Algérie

Après une carrière de 50 ans Le maître tire sa révérence



Après une carrière de 50 ans                                    Le maître tire sa révérence
Y a-t-il destin plus cruel que de mourir dans cette France à laquelle il avait préféré les 'haillons de son pays' ' C'est hélas le sort de Da Chérif. 'Plutôt les haillons de mon pays/et mon honneur préservé/que les joyaux de l'étranger/c'est l'Algérie qui est attachée à mon nom/J'y ai ma dignité/Cela vaut mieux que toutes les richesses'. Peut-on dire que Chérif Khaddam a trouvé cette dignité revendiquée dans une Algérie qui n'a même pas su le soigner. En réalité, il a entamé son dernier voyage lorsqu'il a dû se rendre en France pour atténuer les effets de la maladie. Nous reproduisons ici un article diffusé après sa dernière apparition publique.
Souffle le vent, gronde le tonnerre... Comme les collines de Kabylie que ne brisent pas les tempêtes, Cherif Kheddam résiste aux années qui s'écoulent. Les temps s'en vont (ruh a zman ruh), l'artiste demeure. Même diminué par la maladie, l'octogénaire porte les dents d'un jeune qui ne se rassasie pas de croquer la vie.
En le saluant, on a presque envie d'ôter à son prénom la particule 'da' que la coutume kabyle consacre aux aînés en signe de dévotion. Il y a chez lui une fraîcheur qui ne laisse pas soupçonner plus d'un demi-siècle de carrière d'un artiste initialement promis à devenir imam, sur les traces d'un père descendant d'une lignée maraboutique.
Le génie de Cherif Kheddam est aussi dans ce paradoxe. Dans la rupture de ce lien avec la tradition dont on a voulu qu'il fût un maillon dans la chaîne de transmission.
Elevé comme un moine soldat dans la rigueur d'une zaouïa, c'est finalement de révolte que sera imprégné son esprit même si le Coran est imprimé dans sa mémoire.
Une révolte violente dans le sens mais douce dans l'expression. Violente parce que l'apprenti imam empruntera la voie du profane. Et parce que la femme deviendra objet d'adoration quand elle n'est censée n'être du péché que l'incarnation.
Révolte violente, mais douce par la métaphore qui berce sa poésie, par la force de la poésie qui renvoie tous les imams à leur état d'homme. Dussent-ils de gandoura couvrir leur corps et de sévérité habiller leur visage.
Cherik Kheddam peut même chanter en duo avec sa fille, signe d'une modernité en totale contradiction avec la schizophrénie de nombre de figures chez qui cette modernité n'est qu'un vernis. En 1961, il s'interrogeait sur l'utilité de porter le voile par une femme toute de nif habillée. Après cinquante de carrière passés, l''uvre de Cherif Kheddam est plus que jamais au goût du jour. Le succès est au firmament quand décrochent des étoiles propulsées par des effets de mode. Son art bouscule le temps, traverse les frontières et transcende les générations.

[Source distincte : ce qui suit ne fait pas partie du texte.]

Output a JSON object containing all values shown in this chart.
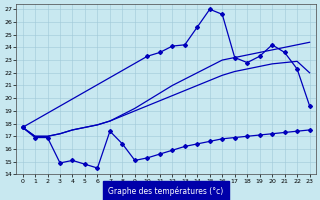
{
  "bg_color": "#c8e8f0",
  "grid_color": "#a0c8d8",
  "line_color": "#0000bb",
  "xlabel": "Graphe des températures (°c)",
  "xlabel_bg": "#0000aa",
  "xlabel_fg": "#ffffff",
  "xlim": [
    -0.5,
    23.5
  ],
  "ylim": [
    14,
    27.4
  ],
  "xticks": [
    0,
    1,
    2,
    3,
    4,
    5,
    6,
    7,
    8,
    9,
    10,
    11,
    12,
    13,
    14,
    15,
    16,
    17,
    18,
    19,
    20,
    21,
    22,
    23
  ],
  "yticks": [
    14,
    15,
    16,
    17,
    18,
    19,
    20,
    21,
    22,
    23,
    24,
    25,
    26,
    27
  ],
  "line_bottom": {
    "x": [
      0,
      1,
      2,
      3,
      4,
      5,
      6,
      7,
      8,
      9,
      10,
      11,
      12,
      13,
      14,
      15,
      16,
      17,
      18,
      19,
      20,
      21,
      22,
      23
    ],
    "y": [
      17.7,
      16.9,
      16.9,
      14.9,
      15.1,
      14.8,
      14.5,
      17.4,
      16.4,
      15.1,
      15.3,
      15.6,
      15.9,
      16.2,
      16.4,
      16.6,
      16.8,
      16.9,
      17.0,
      17.1,
      17.2,
      17.3,
      17.4,
      17.5
    ]
  },
  "line_mid_low": {
    "x": [
      0,
      1,
      2,
      3,
      4,
      5,
      6,
      7,
      8,
      9,
      10,
      11,
      12,
      13,
      14,
      15,
      16,
      17,
      18,
      19,
      20,
      21,
      22,
      23
    ],
    "y": [
      17.7,
      17.0,
      17.0,
      17.2,
      17.5,
      17.7,
      17.9,
      18.2,
      18.6,
      19.0,
      19.4,
      19.8,
      20.2,
      20.6,
      21.0,
      21.4,
      21.8,
      22.1,
      22.3,
      22.5,
      22.7,
      22.8,
      22.9,
      22.0
    ]
  },
  "line_mid_high": {
    "x": [
      0,
      1,
      2,
      3,
      4,
      5,
      6,
      7,
      8,
      9,
      10,
      11,
      12,
      13,
      14,
      15,
      16,
      17,
      18,
      19,
      20,
      21,
      22,
      23
    ],
    "y": [
      17.7,
      17.0,
      17.0,
      17.2,
      17.5,
      17.7,
      17.9,
      18.2,
      18.7,
      19.2,
      19.8,
      20.4,
      21.0,
      21.5,
      22.0,
      22.5,
      23.0,
      23.2,
      23.4,
      23.6,
      23.8,
      24.0,
      24.2,
      24.4
    ]
  },
  "line_top": {
    "x": [
      0,
      10,
      11,
      12,
      13,
      14,
      15,
      16,
      17,
      18,
      19,
      20,
      21,
      22,
      23
    ],
    "y": [
      17.7,
      23.3,
      23.6,
      24.1,
      24.2,
      25.6,
      27.0,
      26.6,
      23.2,
      22.8,
      23.3,
      24.2,
      23.6,
      22.3,
      19.4
    ]
  }
}
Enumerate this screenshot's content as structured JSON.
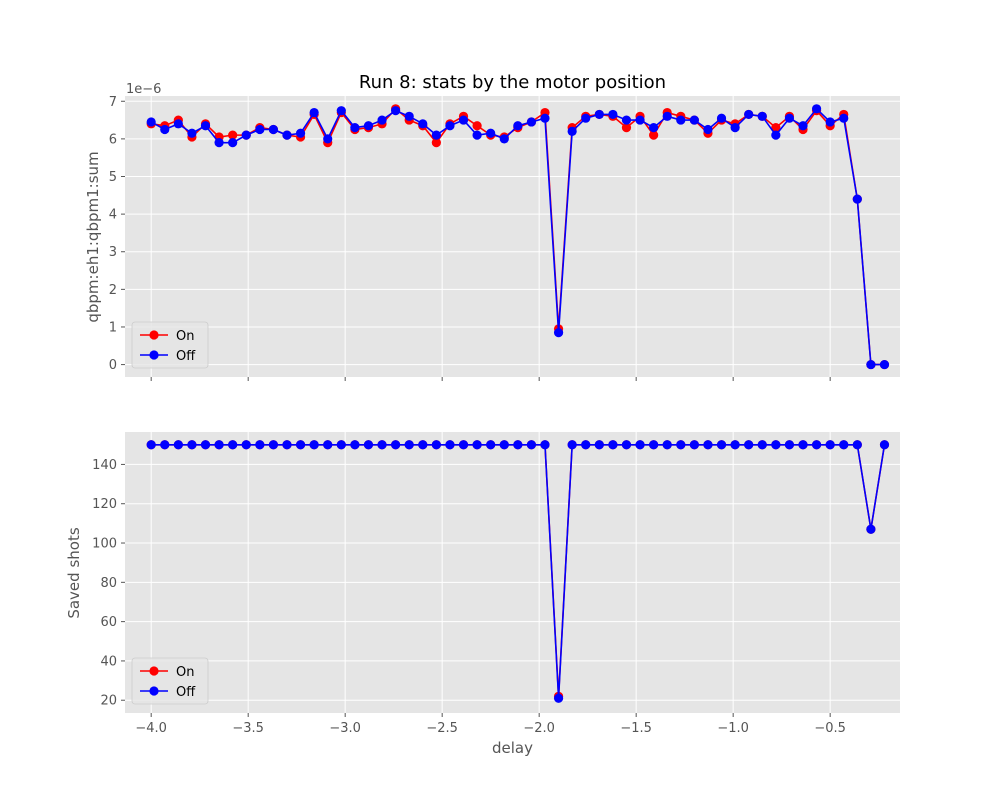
{
  "chart_data": [
    {
      "type": "line",
      "title": "Run 8: stats by the motor position",
      "xlabel": "",
      "ylabel": "qbpm:eh1:qbpm1:sum",
      "offset_text": "1e−6",
      "ylim": [
        -0.33,
        7.14
      ],
      "yticks": [
        0,
        1,
        2,
        3,
        4,
        5,
        6,
        7
      ],
      "xlim": [
        -4.135,
        -0.14
      ],
      "grid": true,
      "legend": "lower-left",
      "x": [
        -4.0,
        -3.93,
        -3.86,
        -3.79,
        -3.72,
        -3.65,
        -3.58,
        -3.51,
        -3.44,
        -3.37,
        -3.3,
        -3.23,
        -3.16,
        -3.09,
        -3.02,
        -2.95,
        -2.88,
        -2.81,
        -2.74,
        -2.67,
        -2.6,
        -2.53,
        -2.46,
        -2.39,
        -2.32,
        -2.25,
        -2.18,
        -2.11,
        -2.04,
        -1.97,
        -1.9,
        -1.83,
        -1.76,
        -1.69,
        -1.62,
        -1.55,
        -1.48,
        -1.41,
        -1.34,
        -1.27,
        -1.2,
        -1.13,
        -1.06,
        -0.99,
        -0.92,
        -0.85,
        -0.78,
        -0.71,
        -0.64,
        -0.57,
        -0.5,
        -0.43,
        -0.36,
        -0.29,
        -0.22
      ],
      "series": [
        {
          "name": "On",
          "color": "#ff0000",
          "values": [
            6.4,
            6.35,
            6.5,
            6.05,
            6.4,
            6.05,
            6.1,
            6.1,
            6.3,
            6.25,
            6.1,
            6.05,
            6.65,
            5.9,
            6.7,
            6.25,
            6.3,
            6.4,
            6.8,
            6.5,
            6.35,
            5.9,
            6.4,
            6.6,
            6.35,
            6.1,
            6.05,
            6.3,
            6.45,
            6.7,
            0.95,
            6.3,
            6.6,
            6.65,
            6.6,
            6.3,
            6.6,
            6.1,
            6.7,
            6.6,
            6.5,
            6.15,
            6.5,
            6.4,
            6.65,
            6.6,
            6.3,
            6.6,
            6.25,
            6.75,
            6.35,
            6.65,
            4.4,
            0.0,
            0.0
          ]
        },
        {
          "name": "Off",
          "color": "#0000ff",
          "values": [
            6.45,
            6.25,
            6.4,
            6.15,
            6.35,
            5.9,
            5.9,
            6.1,
            6.25,
            6.25,
            6.1,
            6.15,
            6.7,
            6.0,
            6.75,
            6.3,
            6.35,
            6.5,
            6.75,
            6.6,
            6.4,
            6.1,
            6.35,
            6.5,
            6.1,
            6.15,
            6.0,
            6.35,
            6.45,
            6.55,
            0.85,
            6.2,
            6.55,
            6.65,
            6.65,
            6.5,
            6.5,
            6.3,
            6.6,
            6.5,
            6.5,
            6.25,
            6.55,
            6.3,
            6.65,
            6.6,
            6.1,
            6.55,
            6.35,
            6.8,
            6.45,
            6.55,
            4.4,
            0.0,
            0.0
          ]
        }
      ]
    },
    {
      "type": "line",
      "title": "",
      "xlabel": "delay",
      "ylabel": "Saved shots",
      "ylim": [
        13.5,
        156.5
      ],
      "yticks": [
        20,
        40,
        60,
        80,
        100,
        120,
        140
      ],
      "xlim": [
        -4.135,
        -0.14
      ],
      "xticks": [
        -4.0,
        -3.5,
        -3.0,
        -2.5,
        -2.0,
        -1.5,
        -1.0,
        -0.5
      ],
      "xticklabels": [
        "−4.0",
        "−3.5",
        "−3.0",
        "−2.5",
        "−2.0",
        "−1.5",
        "−1.0",
        "−0.5"
      ],
      "grid": true,
      "legend": "lower-left",
      "x": [
        -4.0,
        -3.93,
        -3.86,
        -3.79,
        -3.72,
        -3.65,
        -3.58,
        -3.51,
        -3.44,
        -3.37,
        -3.3,
        -3.23,
        -3.16,
        -3.09,
        -3.02,
        -2.95,
        -2.88,
        -2.81,
        -2.74,
        -2.67,
        -2.6,
        -2.53,
        -2.46,
        -2.39,
        -2.32,
        -2.25,
        -2.18,
        -2.11,
        -2.04,
        -1.97,
        -1.9,
        -1.83,
        -1.76,
        -1.69,
        -1.62,
        -1.55,
        -1.48,
        -1.41,
        -1.34,
        -1.27,
        -1.2,
        -1.13,
        -1.06,
        -0.99,
        -0.92,
        -0.85,
        -0.78,
        -0.71,
        -0.64,
        -0.57,
        -0.5,
        -0.43,
        -0.36,
        -0.29,
        -0.22
      ],
      "series": [
        {
          "name": "On",
          "color": "#ff0000",
          "values": [
            150,
            150,
            150,
            150,
            150,
            150,
            150,
            150,
            150,
            150,
            150,
            150,
            150,
            150,
            150,
            150,
            150,
            150,
            150,
            150,
            150,
            150,
            150,
            150,
            150,
            150,
            150,
            150,
            150,
            150,
            22,
            150,
            150,
            150,
            150,
            150,
            150,
            150,
            150,
            150,
            150,
            150,
            150,
            150,
            150,
            150,
            150,
            150,
            150,
            150,
            150,
            150,
            150,
            107,
            150
          ]
        },
        {
          "name": "Off",
          "color": "#0000ff",
          "values": [
            150,
            150,
            150,
            150,
            150,
            150,
            150,
            150,
            150,
            150,
            150,
            150,
            150,
            150,
            150,
            150,
            150,
            150,
            150,
            150,
            150,
            150,
            150,
            150,
            150,
            150,
            150,
            150,
            150,
            150,
            21,
            150,
            150,
            150,
            150,
            150,
            150,
            150,
            150,
            150,
            150,
            150,
            150,
            150,
            150,
            150,
            150,
            150,
            150,
            150,
            150,
            150,
            150,
            107,
            150
          ]
        }
      ]
    }
  ]
}
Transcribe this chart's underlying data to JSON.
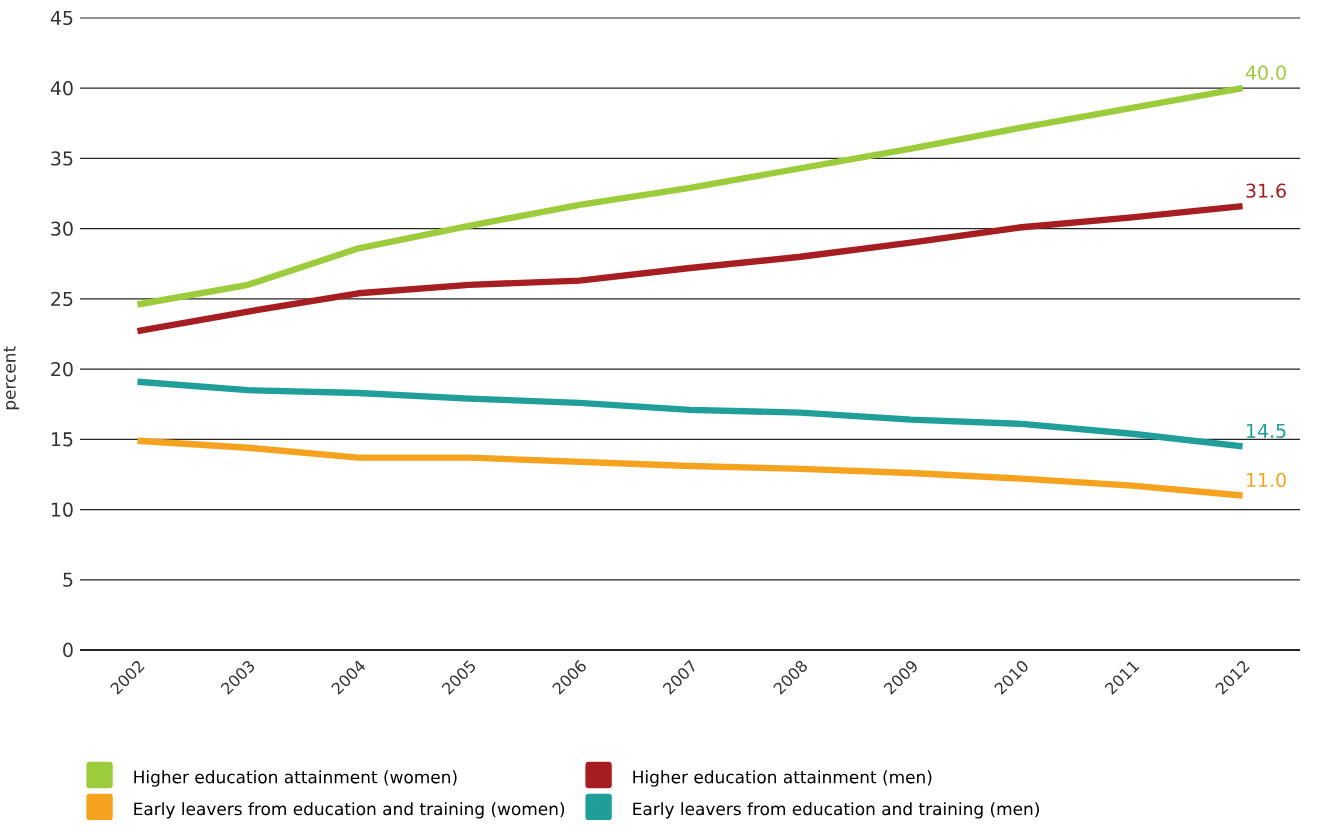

À cela, une seule explication : il s'exprime dans le langage de l'universalité. Celui de la musique qui s'apprend, qui s'étudie, qui se compose mais qui ne s'improvise pas comme c'est le cas chez de nombreux chansonniers. Chez lui, les sonorités correspondent à la poésie et les mots sont choisis pour composer une harmonie. Célébré, il y a quelques années, par deux immenses concerts à la Coupole d'Alger et au Zénith de Paris, le premier vient d'être l'objet d'une production sous forme de DVD et de CD réalisés par l'édition Antinéa.
Inquiets pour sa santé, amis, fans et artistes ont retrouvé un maestro en pleine forme, heureux de recevoir hommages et marques d'affection. Une forme que ne trompe pas sa voix qui s'élève au-dessus d'un orchestre de plus de soixante musiciens. Commémorant le cinquantenaire de la guerre d'indépendance, le concert de la coupole devant 18 000 personnes s'ouvre sur un hommage aux martyrs dont le sang a arrosé une terre où fleurirait la liberté... 'Loghna' avait été enregistré en 1961 avec l'orchestre de l'opéra comique de Paris.
A. O.
*Cet article hommage est déjà paru en février 2011, à l'occasion de la sortie d'un DVD et d'un CD pour ses 50 ans de carrière.